The Emperor’s ruthless Order 66 has all but exterminated the Jedi. The few remaining who still wield the Force for good have been driven into exile or hiding. But not Jax Pavan, who’s been steadily striking blows against the Empire—as a lone guerrilla fighter and a valued partner of Whiplash, a secret Coruscant-based resistance group. Now he’s taking on his most critical mission: transporting a valued Whiplash leader, targeted for assassination, from Coruscant to safety on a distant world.

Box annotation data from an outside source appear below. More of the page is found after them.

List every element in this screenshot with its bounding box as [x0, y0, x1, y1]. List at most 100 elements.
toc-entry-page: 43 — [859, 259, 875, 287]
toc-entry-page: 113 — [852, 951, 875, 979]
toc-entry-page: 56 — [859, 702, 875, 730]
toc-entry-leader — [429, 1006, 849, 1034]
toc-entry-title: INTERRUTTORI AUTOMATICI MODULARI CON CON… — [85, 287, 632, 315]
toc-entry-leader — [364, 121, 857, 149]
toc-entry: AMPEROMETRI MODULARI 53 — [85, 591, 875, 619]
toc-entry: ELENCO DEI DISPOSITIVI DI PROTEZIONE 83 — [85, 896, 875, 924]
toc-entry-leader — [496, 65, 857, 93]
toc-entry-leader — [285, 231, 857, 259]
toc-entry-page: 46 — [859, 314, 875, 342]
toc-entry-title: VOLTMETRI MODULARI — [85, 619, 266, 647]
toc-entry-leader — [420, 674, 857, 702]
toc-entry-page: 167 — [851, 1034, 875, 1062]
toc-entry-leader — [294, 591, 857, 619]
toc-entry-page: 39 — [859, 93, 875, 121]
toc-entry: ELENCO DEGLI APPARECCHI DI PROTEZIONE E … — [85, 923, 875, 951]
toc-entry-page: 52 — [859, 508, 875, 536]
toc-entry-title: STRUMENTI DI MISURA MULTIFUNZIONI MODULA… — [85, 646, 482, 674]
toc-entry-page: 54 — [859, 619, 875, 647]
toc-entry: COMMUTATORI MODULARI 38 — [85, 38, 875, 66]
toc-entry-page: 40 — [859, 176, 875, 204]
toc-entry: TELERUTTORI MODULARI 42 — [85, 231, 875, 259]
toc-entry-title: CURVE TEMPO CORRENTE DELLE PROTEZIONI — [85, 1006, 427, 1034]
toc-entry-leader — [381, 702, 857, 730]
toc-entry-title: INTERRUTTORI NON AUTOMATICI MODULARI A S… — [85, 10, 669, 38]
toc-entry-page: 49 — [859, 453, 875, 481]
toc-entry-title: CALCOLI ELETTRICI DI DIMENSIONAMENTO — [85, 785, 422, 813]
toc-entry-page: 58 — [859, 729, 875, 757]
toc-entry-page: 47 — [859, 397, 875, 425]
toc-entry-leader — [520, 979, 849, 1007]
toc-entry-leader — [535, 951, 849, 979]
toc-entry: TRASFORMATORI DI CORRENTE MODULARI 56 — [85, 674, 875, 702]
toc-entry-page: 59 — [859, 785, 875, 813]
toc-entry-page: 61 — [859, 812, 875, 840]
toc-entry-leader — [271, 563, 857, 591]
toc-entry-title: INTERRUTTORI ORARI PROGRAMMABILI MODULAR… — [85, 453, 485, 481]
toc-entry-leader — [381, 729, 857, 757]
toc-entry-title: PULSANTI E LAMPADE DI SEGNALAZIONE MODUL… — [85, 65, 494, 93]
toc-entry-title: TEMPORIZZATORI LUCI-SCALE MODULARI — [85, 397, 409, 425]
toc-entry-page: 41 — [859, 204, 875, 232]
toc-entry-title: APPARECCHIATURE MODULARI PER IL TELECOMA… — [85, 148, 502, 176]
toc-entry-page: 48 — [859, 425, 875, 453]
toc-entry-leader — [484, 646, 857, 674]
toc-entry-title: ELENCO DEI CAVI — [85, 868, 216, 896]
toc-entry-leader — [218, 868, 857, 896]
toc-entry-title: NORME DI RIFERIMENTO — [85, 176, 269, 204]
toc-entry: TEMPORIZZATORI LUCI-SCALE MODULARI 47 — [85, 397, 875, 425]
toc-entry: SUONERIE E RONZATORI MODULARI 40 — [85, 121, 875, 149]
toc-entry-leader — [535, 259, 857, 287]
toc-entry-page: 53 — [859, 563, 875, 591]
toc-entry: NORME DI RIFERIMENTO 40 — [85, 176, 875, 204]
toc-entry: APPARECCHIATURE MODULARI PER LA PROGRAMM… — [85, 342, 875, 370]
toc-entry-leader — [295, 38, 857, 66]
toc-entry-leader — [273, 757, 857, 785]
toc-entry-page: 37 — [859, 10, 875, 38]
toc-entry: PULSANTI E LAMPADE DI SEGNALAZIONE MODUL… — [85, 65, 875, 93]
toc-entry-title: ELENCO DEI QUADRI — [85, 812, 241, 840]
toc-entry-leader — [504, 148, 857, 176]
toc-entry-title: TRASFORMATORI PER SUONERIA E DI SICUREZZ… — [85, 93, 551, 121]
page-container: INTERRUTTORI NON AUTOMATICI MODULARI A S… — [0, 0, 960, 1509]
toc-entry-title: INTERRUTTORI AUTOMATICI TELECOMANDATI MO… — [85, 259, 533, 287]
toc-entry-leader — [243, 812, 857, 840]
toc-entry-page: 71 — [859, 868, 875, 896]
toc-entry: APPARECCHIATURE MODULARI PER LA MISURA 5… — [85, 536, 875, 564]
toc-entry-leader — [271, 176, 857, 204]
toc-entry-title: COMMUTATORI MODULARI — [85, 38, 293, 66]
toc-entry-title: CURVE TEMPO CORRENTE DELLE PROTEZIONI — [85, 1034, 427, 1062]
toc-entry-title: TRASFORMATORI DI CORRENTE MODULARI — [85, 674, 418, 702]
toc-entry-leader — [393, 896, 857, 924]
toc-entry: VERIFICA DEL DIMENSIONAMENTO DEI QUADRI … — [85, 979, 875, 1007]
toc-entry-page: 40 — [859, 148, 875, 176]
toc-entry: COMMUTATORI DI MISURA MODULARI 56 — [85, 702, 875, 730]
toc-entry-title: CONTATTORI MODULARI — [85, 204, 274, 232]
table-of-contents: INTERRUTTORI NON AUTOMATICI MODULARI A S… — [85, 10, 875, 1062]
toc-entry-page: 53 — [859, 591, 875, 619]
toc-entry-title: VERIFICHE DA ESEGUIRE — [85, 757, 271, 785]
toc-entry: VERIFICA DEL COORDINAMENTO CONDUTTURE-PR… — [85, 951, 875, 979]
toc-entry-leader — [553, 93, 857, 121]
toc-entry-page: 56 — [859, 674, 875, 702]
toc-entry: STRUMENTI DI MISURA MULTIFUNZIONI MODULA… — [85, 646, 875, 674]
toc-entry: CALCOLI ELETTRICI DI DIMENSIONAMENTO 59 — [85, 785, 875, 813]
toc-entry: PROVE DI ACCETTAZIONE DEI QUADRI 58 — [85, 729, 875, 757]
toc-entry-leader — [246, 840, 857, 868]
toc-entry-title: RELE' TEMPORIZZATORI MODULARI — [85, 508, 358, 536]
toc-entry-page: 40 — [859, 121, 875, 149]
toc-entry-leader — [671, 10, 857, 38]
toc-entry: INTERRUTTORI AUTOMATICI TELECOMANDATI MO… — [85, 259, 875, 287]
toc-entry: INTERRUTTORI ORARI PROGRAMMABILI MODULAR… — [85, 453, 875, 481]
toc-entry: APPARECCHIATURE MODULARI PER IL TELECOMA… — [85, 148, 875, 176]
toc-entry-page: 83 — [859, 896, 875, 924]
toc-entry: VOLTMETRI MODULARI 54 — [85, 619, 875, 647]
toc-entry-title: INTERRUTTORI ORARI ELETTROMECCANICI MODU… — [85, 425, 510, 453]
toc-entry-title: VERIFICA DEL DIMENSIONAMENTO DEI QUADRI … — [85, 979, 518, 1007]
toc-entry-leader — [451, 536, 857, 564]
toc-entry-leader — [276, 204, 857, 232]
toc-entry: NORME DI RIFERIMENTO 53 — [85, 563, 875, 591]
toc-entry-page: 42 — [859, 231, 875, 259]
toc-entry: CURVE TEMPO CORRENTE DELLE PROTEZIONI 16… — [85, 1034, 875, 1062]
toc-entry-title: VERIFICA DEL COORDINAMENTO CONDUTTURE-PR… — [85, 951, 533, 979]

The Last Jedi is about Jax, one of the few surviving Jedi from Order 66. Jax is part of a budding rebellious uprising against the Empire called Whiplash and he’s on a secret mission to move a Whiplash leader to safety. This book felt like one of those dreams that no matter how hard you try to run, you’re just not getting anywhere. I felt that way because the writing was either choppy or tended towards info-dumping which slowed down the pace a lot for the first half of the book. It also took me a while to read, but you know me – I can’t quit a story because the ending might be good. Luckily, about half-way through I was right and the plot starts to pick up and get interesting. I enjoyed the ending that was action-packed and full of tension.
While a lot of the novel felt original, I also saw a lot of tired and over-used story elements from the Star Wars universe. For example, a protocol droid’s head falls off but he won’t stop yapping and oh, look, they are running from Vader’s ship and then they get boarded by him. Although there were some tired plot elements here and there, I really enjoyed learning about the alien race called the Cephalons that could see the future in their own, unique way.
I have a few other small bones to pick. Like a drug that enhances force abilities – really? I don’t buy it. The alien races were hardly described at all. I don’t need a huge description each time someone new enters, but I would like to have a small idea of what they look like.
I know it sounds like I didn’t like this book, but the characters were enjoyable. Geri was an adorable orphan who loves to build droids. And Jax was a very likable main character who grows a lot throughout the story. The humor was very good and even had the classic joke “I have a bad feeling about this.”
Overall, it was an average Star Wars novel that took me a while to get into and felt like it had a lot of recycled story elements. But the ending was a great, action-packed, tension-filled ride that made up for some of it’s faults.
Content Rating: Mild, hardly any language or graphic violence.
I received this book for review from the publisher, Random House, in exchange for an honest review. I was not told what to say, I was not paid to write this review and all the opinions expressed are my own. I read an Advanced Reading Copy for this review.